Я попросил объяснить мне, какие песни считаются идейными, и напомнил, что мой репертуар одобрила комиссия при комендатуре. В сентябре 1944 года я представил на рассмотрение тексты всех моих песен. Только одну песню исключили из репертуара — «Чубчик», все остальные разрешили исполнять. Тогда я недоумевал, не мог понять, чем не понравился комиссии «Чубчик», но после прочтения клеветнической статьи обо мне понял, что совершенно аполитичной песне кто-то решил придать политическое значение. Но так ведь можно и «Стаканчики» счесть антисоветской песней, было бы желание.

«Вам не обязательно петь «Интернационал» или «Вставай, страна огромная», — объяснил мой собеседник. — Эти песни не очень-то соответствуют вашему репертуару. Но вы можете спеть «Катюшу», «Двадцать второго июня, ровно в четыре часа», «Темную ночь». В репертуаре певца, который выступает перед советскими людьми, непременно должны быть советские песни!» Офицер был прав. Я как-то не подумал об этом, выступал со своим прежним репертуаром, и никто мне не подсказал до тех пор, что репертуар следует изменить. В комиссию, которая рассматривала мой репертуар, входило несколько человек, четверо или пятеро, уже не вспомню точно. Они беседовали со мной, но не сказали, что мне нужно добавить в репертуар советские песни.

Я чувствовал, что мой собеседник искренне расположен ко мне, и потому рискнул задать ему крайне важный для меня вопрос. «Я хочу получить советское гражданство, — сказал я. — Хочу жить в Советском Союзе. Не помешает ли эта статья получению гражданства? И не осложнит ли она чем-нибудь мою жизнь в Советском Союзе? Не хочется, чтобы в Советском Союзе на меня косо смотрели. Мне хватило этих косых взглядов в Румынии, я сыт ими по горло». Ответ был такой: «Я бы на вашем месте не торопился бы с возвращением». Больше ничего мой собеседник добавить не захотел. Но он и без того сделал для меня очень много, и я был благодарен ему за это. Никто из знакомых мне советских офицеров не разъяснил мне того, что разъяснил этот человек. В знак благодарности я подарил ему несколько своих пластинок.
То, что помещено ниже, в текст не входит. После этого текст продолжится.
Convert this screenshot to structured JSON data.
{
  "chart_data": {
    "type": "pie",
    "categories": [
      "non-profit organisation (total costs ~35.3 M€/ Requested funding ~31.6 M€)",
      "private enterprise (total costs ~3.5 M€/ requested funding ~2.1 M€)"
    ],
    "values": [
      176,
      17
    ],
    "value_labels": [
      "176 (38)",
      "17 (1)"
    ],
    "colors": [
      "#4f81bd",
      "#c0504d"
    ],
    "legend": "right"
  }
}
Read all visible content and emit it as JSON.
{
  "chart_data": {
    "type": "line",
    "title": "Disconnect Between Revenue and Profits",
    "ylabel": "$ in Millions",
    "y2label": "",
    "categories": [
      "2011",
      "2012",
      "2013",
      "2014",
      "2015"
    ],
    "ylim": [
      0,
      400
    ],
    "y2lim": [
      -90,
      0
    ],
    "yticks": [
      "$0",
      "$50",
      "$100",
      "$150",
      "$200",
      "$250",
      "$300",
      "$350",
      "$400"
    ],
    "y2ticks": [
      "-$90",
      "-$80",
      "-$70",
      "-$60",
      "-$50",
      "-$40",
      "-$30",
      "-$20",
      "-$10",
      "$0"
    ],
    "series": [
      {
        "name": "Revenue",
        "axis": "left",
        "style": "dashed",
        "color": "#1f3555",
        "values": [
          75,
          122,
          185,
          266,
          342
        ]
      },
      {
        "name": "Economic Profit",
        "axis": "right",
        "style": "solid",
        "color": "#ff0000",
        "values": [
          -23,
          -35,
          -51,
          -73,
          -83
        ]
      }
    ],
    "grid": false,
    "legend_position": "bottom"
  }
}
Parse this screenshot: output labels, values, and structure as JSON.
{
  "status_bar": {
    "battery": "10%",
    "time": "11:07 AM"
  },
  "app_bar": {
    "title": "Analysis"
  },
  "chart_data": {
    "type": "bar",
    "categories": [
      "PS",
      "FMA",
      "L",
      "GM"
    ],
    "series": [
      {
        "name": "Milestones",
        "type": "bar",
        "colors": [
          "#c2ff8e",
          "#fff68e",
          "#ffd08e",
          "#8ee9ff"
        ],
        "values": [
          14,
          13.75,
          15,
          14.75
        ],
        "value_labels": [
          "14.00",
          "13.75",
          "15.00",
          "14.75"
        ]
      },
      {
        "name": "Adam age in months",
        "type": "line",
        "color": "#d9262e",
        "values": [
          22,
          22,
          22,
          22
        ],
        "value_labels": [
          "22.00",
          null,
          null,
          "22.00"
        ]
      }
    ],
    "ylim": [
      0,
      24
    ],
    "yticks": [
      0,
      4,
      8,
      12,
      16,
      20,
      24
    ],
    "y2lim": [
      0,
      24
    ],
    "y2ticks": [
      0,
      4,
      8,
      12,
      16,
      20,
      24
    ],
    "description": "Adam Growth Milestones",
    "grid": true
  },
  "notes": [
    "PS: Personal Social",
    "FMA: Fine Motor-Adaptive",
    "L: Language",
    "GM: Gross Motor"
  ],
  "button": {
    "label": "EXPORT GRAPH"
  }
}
В тот же день я обсудил все, что услышал, с Верочкой. «Почему ты не рассказала мне, что меня оклеветали в советских газетах?» — спросил ее я. «Я ничего подобного не читала, — ответила Верочка. — Одессу оккупировали в октябре 1941 года, а статья была напечатана в декабре». Верочка сильно переживала по поводу этой гадкой статьи. Я даже пожалел, что рассказал о ней. Незачем было расстраивать моего ангела. Относительно возвращения Верочка сказала: «Давай дождемся конца войны, а там видно будет».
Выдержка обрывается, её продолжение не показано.